Rather than focusing just on turning trees into lumber, Morris says foresters have to be thinking about value-added products they can produce from smaller-dimension timber and consider what they can do to stimulate biodiversity and retain the value of forests for protecting watersheds and mitigating the effects of climate change.”

He says an industry shift to selective logging and thinning will be require a more labour-intensive investment in the tools of the trade that forest companies will require.

“They won’t be able to use these big giant bunchers that go in and just clear the bush down, they’re going to have to reinvent themselves with machines they use in Sweden,” said Morris. “Instead of buying a million-dollar feller-buncher, you’re going to buy a $200,000 machine that can go in between the trees and select-log. You’re going to be putting more people to work, so your labour costs will be higher, but I think we could have triple the number of people working in the forests if we went to that kind of a model.”

2023 was the worst wildfire season on record with more than 75,000 square-kilometres burned. In B.C., the four worst fire seasons on record – 2017, 2018, 2021 and 2023 – have occurred over the past seven years. The effects of fires and beetle infestations have diminished forest supply to the point where mills are closing due to a lack of economically-available fibre.

To revitalize the industry, Morris is calling for radical changes to forest management policies. He admits that prospect probably doesn’t sit well with third-generation forest executives whose family businesses have thrived for decades under the clearcut model, but they will have no choice but to adapt.

“We are in so much trouble from a forestry perspective in the province, it needs to be completely revamped,” said Morris. “The end result is we’re out of harvestable wood under the current business model. We’ve exhausted our timber supply in the province.

“A lot of people are pointing fingers and saying I’m anti-forestry. I’m not anti-forestry. I’m anti-forestry with the way we’ve been doing it for the last number of years, but if we can base it on an ecological model and do it so that we recognize all the values of forest I think we can get there and get the balance right at the end of the day.”

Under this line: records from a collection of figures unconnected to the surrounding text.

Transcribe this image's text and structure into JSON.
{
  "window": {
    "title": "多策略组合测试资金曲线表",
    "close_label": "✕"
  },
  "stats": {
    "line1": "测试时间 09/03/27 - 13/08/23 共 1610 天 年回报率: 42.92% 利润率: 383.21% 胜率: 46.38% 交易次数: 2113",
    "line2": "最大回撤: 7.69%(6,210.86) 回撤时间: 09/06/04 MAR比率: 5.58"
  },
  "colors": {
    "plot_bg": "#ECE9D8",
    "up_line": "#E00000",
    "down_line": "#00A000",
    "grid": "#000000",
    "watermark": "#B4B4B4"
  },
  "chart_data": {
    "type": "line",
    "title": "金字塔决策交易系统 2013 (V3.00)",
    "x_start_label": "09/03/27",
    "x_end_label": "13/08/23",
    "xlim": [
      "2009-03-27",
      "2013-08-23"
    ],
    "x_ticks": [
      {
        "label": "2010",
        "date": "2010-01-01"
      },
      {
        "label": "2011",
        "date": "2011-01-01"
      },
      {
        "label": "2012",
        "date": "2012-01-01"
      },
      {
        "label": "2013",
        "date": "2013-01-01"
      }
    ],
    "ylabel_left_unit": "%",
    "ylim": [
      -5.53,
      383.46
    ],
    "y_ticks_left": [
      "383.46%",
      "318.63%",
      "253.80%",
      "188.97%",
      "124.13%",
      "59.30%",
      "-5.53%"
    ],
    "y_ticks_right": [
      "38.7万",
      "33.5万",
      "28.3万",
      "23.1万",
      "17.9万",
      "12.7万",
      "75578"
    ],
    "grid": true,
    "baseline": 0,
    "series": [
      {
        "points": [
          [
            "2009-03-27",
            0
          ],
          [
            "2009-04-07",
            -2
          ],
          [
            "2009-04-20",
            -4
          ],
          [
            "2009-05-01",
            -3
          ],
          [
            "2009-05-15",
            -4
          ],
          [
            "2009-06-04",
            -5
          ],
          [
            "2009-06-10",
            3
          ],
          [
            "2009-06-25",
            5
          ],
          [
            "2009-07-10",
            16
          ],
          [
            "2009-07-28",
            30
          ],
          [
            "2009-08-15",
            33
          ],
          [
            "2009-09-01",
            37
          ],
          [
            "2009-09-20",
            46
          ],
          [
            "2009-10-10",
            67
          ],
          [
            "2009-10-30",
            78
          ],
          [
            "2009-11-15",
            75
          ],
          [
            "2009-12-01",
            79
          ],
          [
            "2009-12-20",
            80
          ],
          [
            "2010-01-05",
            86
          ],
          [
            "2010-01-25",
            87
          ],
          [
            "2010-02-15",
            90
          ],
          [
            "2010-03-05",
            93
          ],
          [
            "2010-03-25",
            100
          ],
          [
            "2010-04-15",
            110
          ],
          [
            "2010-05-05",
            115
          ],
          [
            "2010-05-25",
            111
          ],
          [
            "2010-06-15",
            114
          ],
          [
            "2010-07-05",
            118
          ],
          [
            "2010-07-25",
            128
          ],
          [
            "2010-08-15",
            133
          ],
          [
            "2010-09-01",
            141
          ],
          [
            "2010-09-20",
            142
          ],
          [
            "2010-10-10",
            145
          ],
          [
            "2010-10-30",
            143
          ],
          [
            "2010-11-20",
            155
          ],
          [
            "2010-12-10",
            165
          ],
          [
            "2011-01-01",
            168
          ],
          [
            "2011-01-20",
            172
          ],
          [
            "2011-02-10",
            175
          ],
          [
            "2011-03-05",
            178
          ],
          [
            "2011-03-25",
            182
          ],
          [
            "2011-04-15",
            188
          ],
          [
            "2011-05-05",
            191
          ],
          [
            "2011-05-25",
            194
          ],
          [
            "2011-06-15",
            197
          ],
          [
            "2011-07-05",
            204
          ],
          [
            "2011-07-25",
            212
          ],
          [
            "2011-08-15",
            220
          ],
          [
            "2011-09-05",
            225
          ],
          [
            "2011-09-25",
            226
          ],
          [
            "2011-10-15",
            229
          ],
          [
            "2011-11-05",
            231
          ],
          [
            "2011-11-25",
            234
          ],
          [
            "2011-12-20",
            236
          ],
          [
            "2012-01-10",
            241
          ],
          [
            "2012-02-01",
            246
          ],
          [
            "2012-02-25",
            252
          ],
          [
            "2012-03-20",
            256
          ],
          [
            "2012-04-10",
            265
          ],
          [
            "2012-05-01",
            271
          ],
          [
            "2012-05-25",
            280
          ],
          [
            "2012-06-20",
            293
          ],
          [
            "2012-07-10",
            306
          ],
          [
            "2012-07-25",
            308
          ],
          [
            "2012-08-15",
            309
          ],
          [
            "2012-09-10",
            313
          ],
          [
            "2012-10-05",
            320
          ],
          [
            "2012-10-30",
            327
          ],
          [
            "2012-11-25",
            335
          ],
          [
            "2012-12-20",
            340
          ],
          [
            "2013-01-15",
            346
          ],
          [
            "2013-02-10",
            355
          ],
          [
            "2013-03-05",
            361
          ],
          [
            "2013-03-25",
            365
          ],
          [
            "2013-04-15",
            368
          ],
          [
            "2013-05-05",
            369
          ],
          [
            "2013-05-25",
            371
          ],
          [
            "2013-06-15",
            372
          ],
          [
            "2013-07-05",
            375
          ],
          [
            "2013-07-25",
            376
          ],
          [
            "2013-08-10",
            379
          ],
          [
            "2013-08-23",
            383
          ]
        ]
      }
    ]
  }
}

Morris has been following research conducted by UBC forestry professor Younes Alila, which attributes extreme flooding in the southern Interior northwest of Kamloops to clearcutting and loss of forest ground cover. Alila’s hydrology reports suggest that larger intact watersheds decrease the risk of flooding intensity and frequency and that clearcutting leads to more snow reaching the ground and less shade, resulting in faster melting and larger floods.

“He was a civil engineer and he found forestry was using a completely different way of determining hydrological impacts on forestry landscape than what they were taught in engineering school,” said Morris. “Forestry said there was no impact to the land base if we cut the trees down and the engineering (studies) said there’s a significant effect to the hydrological integrity of the land base.”

The research found evidence that tied flooding events, such as the November 2021 floods that swamped Merritt and Princeton, to decades of clearcut logging practices. Morris is part of a peer review panel on a soon-to-be released study which further backs that conclusion.

“The (forestry) textbooks are wrong,” said Morris. “This study is conclusively saying there‘s a link between the massive flooding we see in this province and the amount of forest cover that’s been removed. People better wake up and realize this. There are liabilities and legal ramifications to the province and industry.”